Record de distance pour le transfert de clé quantique de codage : 144 km



Par Jean Etienne, Futura-Sciences


Sur le même sujet






Une équipe de physiciens travaillant à l'observatoire de Roque de los Muchachos, sur l'île de La Palma, a réussi à transmettre une clé quantique de cryptographie
en utilisant l'effet EPR sur une distance de 144 km. Cette technique
pourraît ouvrir la voie à un réseau mondial de communications
quantiques. La téléportation d'états quantiques par ce moyen est aussi
enviseageable.



De telles expériences de transfert quantique de
codes avaient déjà eu lieu par le passé, mais jusqu'ici, n'avaient
jamais dépassé de grandes distances et le record pour la téléportation
d'états quantiques est quant à lui de 13 kilomètres. En décuplant
potentiellement cette valeur, c'est une amélioration sensible qui vient
d'être réalisée, et celle-ci laisse entrevoir d'autres progrès futurs,
qui pourraient déboucher sur une application pratique du procédé.


Le principe repose sur l'intrication quantique (quantum entanglement)
de deux particules, comme des photons, avec pour conséquence que toute
modification apportée à l'une d'elles se répercute instantanément sur
la seconde, et cela quelle que soit la distance qui les sépare. Dans la
pratique, une des deux particules ainsi créées est conservée sur place,
et la seconde transmise par voie optique vers un récepteur.

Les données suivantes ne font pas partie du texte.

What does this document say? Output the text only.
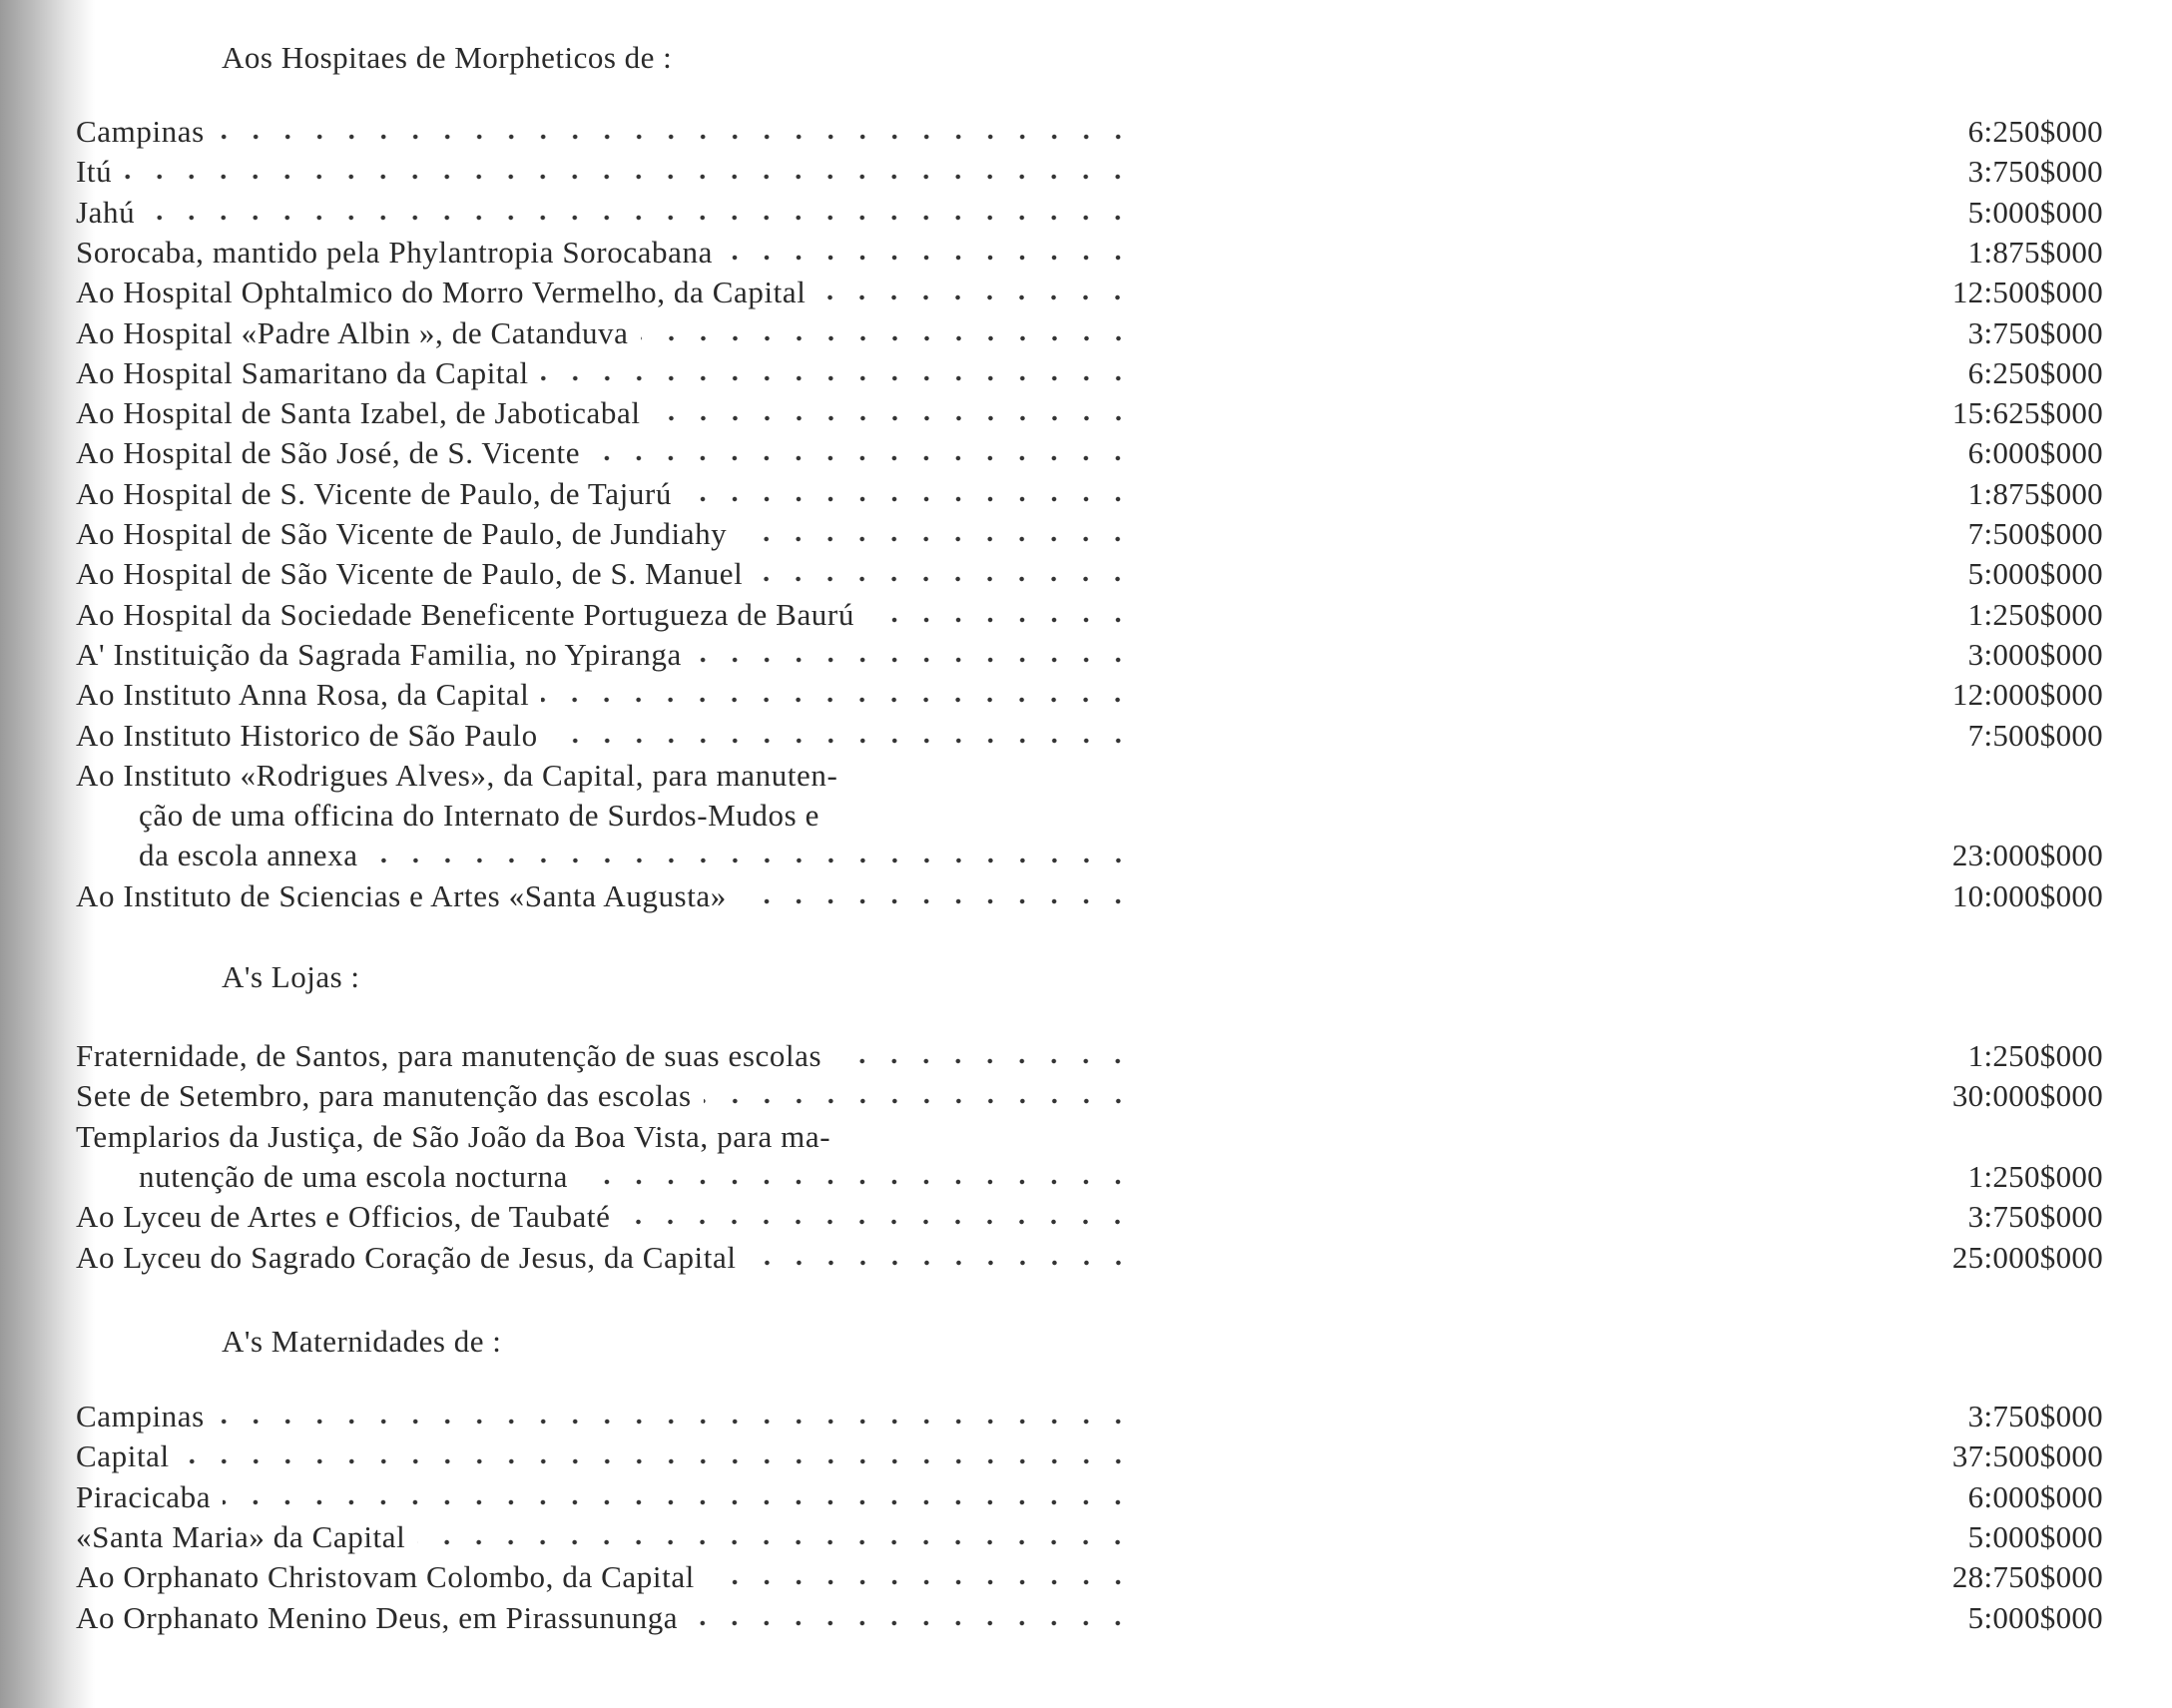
Aos Hospitaes de Morpheticos de :
Campinas	6:250$000
Itú	3:750$000
Jahú	5:000$000
Sorocaba, mantido pela Phylantropia Sorocabana	1:875$000
Ao Hospital Ophtalmico do Morro Vermelho, da Capital	12:500$000
Ao Hospital «Padre Albin », de Catanduva	3:750$000
Ao Hospital Samaritano da Capital	6:250$000
Ao Hospital de Santa Izabel, de Jaboticabal	15:625$000
Ao Hospital de São José, de S. Vicente	6:000$000
Ao Hospital de S. Vicente de Paulo, de Tajurú	1:875$000
Ao Hospital de São Vicente de Paulo, de Jundiahy	7:500$000
Ao Hospital de São Vicente de Paulo, de S. Manuel	5:000$000
Ao Hospital da Sociedade Beneficente Portugueza de Baurú	1:250$000
A' Instituição da Sagrada Familia, no Ypiranga	3:000$000
Ao Instituto Anna Rosa, da Capital	12:000$000
Ao Instituto Historico de São Paulo	7:500$000
Ao Instituto «Rodrigues Alves», da Capital, para manuten-
ção de uma officina do Internato de Surdos-Mudos e
da escola annexa	23:000$000
Ao Instituto de Sciencias e Artes «Santa Augusta»	10:000$000
A's Lojas :
Fraternidade, de Santos, para manutenção de suas escolas	1:250$000
Sete de Setembro, para manutenção das escolas	30:000$000
Templarios da Justiça, de São João da Boa Vista, para ma-
nutenção de uma escola nocturna	1:250$000
Ao Lyceu de Artes e Officios, de Taubaté	3:750$000
Ao Lyceu do Sagrado Coração de Jesus, da Capital	25:000$000
A's Maternidades de :
Campinas	3:750$000
Capital	37:500$000
Piracicaba	6:000$000
«Santa Maria» da Capital	5:000$000
Ao Orphanato Christovam Colombo, da Capital	28:750$000
Ao Orphanato Menino Deus, em Pirassununga	5:000$000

Dans l'expérience qui vient d'être réalisée, des paires de photons polarisés et intriqués ont été produits à l'observatoire Roque de los Muchachos.
Pour chaque paire, un des photons était mesuré sur place alors que son
jumeau était transmis à 144 km de là vers la station terrestre optique
de Teneriffe de l'ESA, utilisée comme récepteur. Une suite aléatoire de
nombres définissant une clé pour la cryptographie était alors générée
et transmise de façon totalement sûre.


Robert Ursin,
de l'université de Vienne, déclare que cette expérience démontre la
possibilité de transmettre certaines informations sensibles par
satellite par ce procédé, notamment des codes de sécurité. Et il ne
dissimule pas son rêve de pouvoir expérimenter prochainement dans
l'espace, à des distances autrement importantes. La confirmation des
corrélations quantiques EPR sur de telles distances ouvre la voie à la
possibilité de téléporter des qubits d'information en utilisant non
plus deux mais trois particules.


Cependant, l'intrication quantique n'est
actuellement contrôlable que pour les formes les plus simples de la
matière, et la téléportation porte uniquement sur de l'information. Les
scientifiques croient qu'une approche fondamentalement nouvelle sera
nécessaire si on veut un jour l'utiliser pour déplacer des personnes ou
même des objets inanimés. On ne peut donc pas encore imaginer réaliser
un système de téléportation tel que celui de Star Trek, ce que confirme
Robert Ursin : "Il s'agissait d'une simple étude de faisabilité financée par l'Agence Spatiale Européenne. En
principe, de telles expériences peuvent être utilisées pour déplacer de
l'information par téléportation entre deux endroits distants, mais
notre système n'est pas capable de transporter de la matière
", ajoute-t-il. "Nous
pensons que voyager par ce moyen serait une très bonne idée de
science-fiction, mais j'ai peur que téléporter des personnes ne soit
pas possible avec la technologie actuelle. Mais il ne serait pas exclu
d'organiser l'information pour transmettre des données complexes par ce
moyen
", assure-t-il.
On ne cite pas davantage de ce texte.